We find that although ICANN has control over extremely important aspects of the Internet, it is largely accountable to no one. No organization with ICANN’s level of responsibility operates with the independence that ICANN enjoys, even under the current arrangement of nominal oversight by the U.S. Department of Commerce. ICANN’s proposal for complete privatization and termination of the DOC’s oversight would make the accountability problem worse.
Virtually all of the organizations that we reviewed are governed by their direct users, and we believe that this would be a good model for ICANN as well; it would also be consistent with the reduced regulatory role that we envision for ICANN. Governance by its direct users - the registries and the registrars - would provide the external accountability that could allow for eventually ending ICANN’s ties with the U.S. Government. However, we recommend that the new structure be permitted to operate for a while, to allow time for evaluation, before severing those ties.
We also address the issue of ICANN’s status as a de facto regulator. ICANN’s recent proposal to expand the number of generic top-level domains (gTLDs) highlights a distinct choice between alternative regulatory approaches: On the one hand, ICANN could proceed under the assumption that the market for gTLDs is not (and perhaps cannot be) at least workably competitive (as the U.S. Government apparently believes). ICANN would then assume greater public-utility type regulatory responsibilities. Alternatively, ICANN could allow relatively free entry into the domain space, in order to bring the benefits of a competitive gTLD market to consumers. We favor the latter approach, which is consistent with our proposal concerning governance reform. For free entry to work well, however, ICANN needs a less costly mechanism for protecting the intellectual property associated with domain names in order to address the problems of defensive registrations and cybersquatting.
Our specific recommendations are as follows:
- The JPA should be extended beyond its current expiration date. In the absence of changes in governance along the lines that we recommend, the JPA is particularly important. If our recommended changes are adopted, they should be permitted to become established before allowing the JPA to expire.
- ICANN should remain as a nonprofit organization, but its governance should be restructured, so that it is governed by and directly accountable to its direct users: the registries and the registrars. Seats on ICANN’s board of directors could be rotated among the major operators in a manner that would reflect the diversity of viewpoints among registries and registrars.
- ICANN should have a clear mission of encouraging competition. This implies a minimal role as a regulator with respect to the creation of new gTLDs. Instead, ICANN should adopt a relatively automatic way of introducing gTLDs, whereby any entity that meets a set of minimum technical and financial qualifications for being a registry should be able to be certified to become a registry for any gTLD that is not already taken.

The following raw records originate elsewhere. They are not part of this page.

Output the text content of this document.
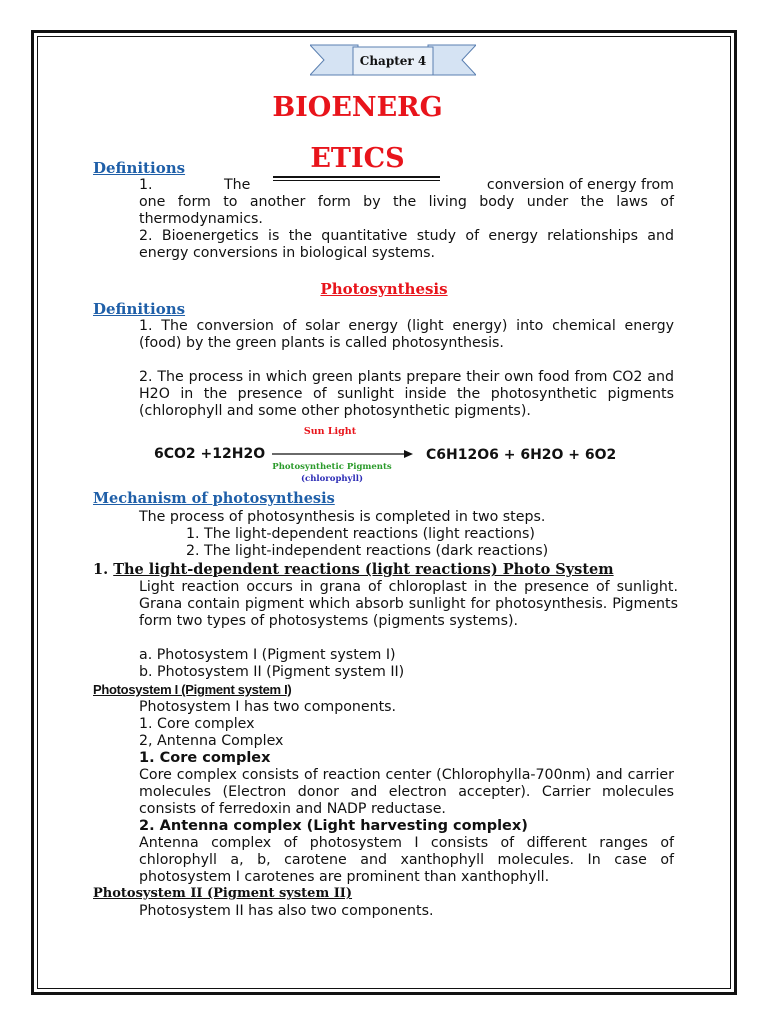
Chapter 4
BIOENERG
ETICS
Definitions
1.	The	conversion of energy from
one form to another form by the living body under the laws of thermodynamics.
2. Bioenergetics is the quantitative study of energy relationships and energy conversions in biological systems.
Photosynthesis
Definitions
1. The conversion of solar energy (light energy) into chemical energy (food) by the green plants is called photosynthesis.
2. The process in which green plants prepare their own food from CO2 and H2O in the presence of sunlight inside the photosynthetic pigments (chlorophyll and some other photosynthetic pigments).
6CO2 +12H2O
Sun Light
Photosynthetic Pigments
(chlorophyll)
C6H12O6 + 6H2O + 6O2
Mechanism of photosynthesis
The process of photosynthesis is completed in two steps.
1. The light-dependent reactions (light reactions)
2. The light-independent reactions (dark reactions)
1. The light-dependent reactions (light reactions) Photo System
Light reaction occurs in grana of chloroplast in the presence of sunlight. Grana contain pigment which absorb sunlight for photosynthesis. Pigments form two types of photosystems (pigments systems).
a. Photosystem I (Pigment system I)
b. Photosystem II (Pigment system II)
Photosystem I (Pigment system I)
Photosystem I has two components.
1. Core complex
2, Antenna Complex
1. Core complex
Core complex consists of reaction center (Chlorophylla-700nm) and carrier molecules (Electron donor and electron accepter). Carrier molecules consists of ferredoxin and NADP reductase.
2. Antenna complex (Light harvesting complex)
Antenna complex of photosystem I consists of different ranges of chlorophyll a, b, carotene and xanthophyll molecules. In case of photosystem I carotenes are prominent than xanthophyll.
Photosystem II (Pigment system II)
Photosystem II has also two components.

- For this "open entry" policy to be workable and beneficial, ICANN must also strengthen the protections for incumbent domain name holders, so that they are not subject to "nuisance" or "ransom" demands from new registries; adopting an IP registry and strengthening ICANN’s "uniform dispute resolution policy" (UDRP) could be part of these improved protections.
These four recommendations are complementary, and combined they would significantly further the goals of Internet efficiency and innovation.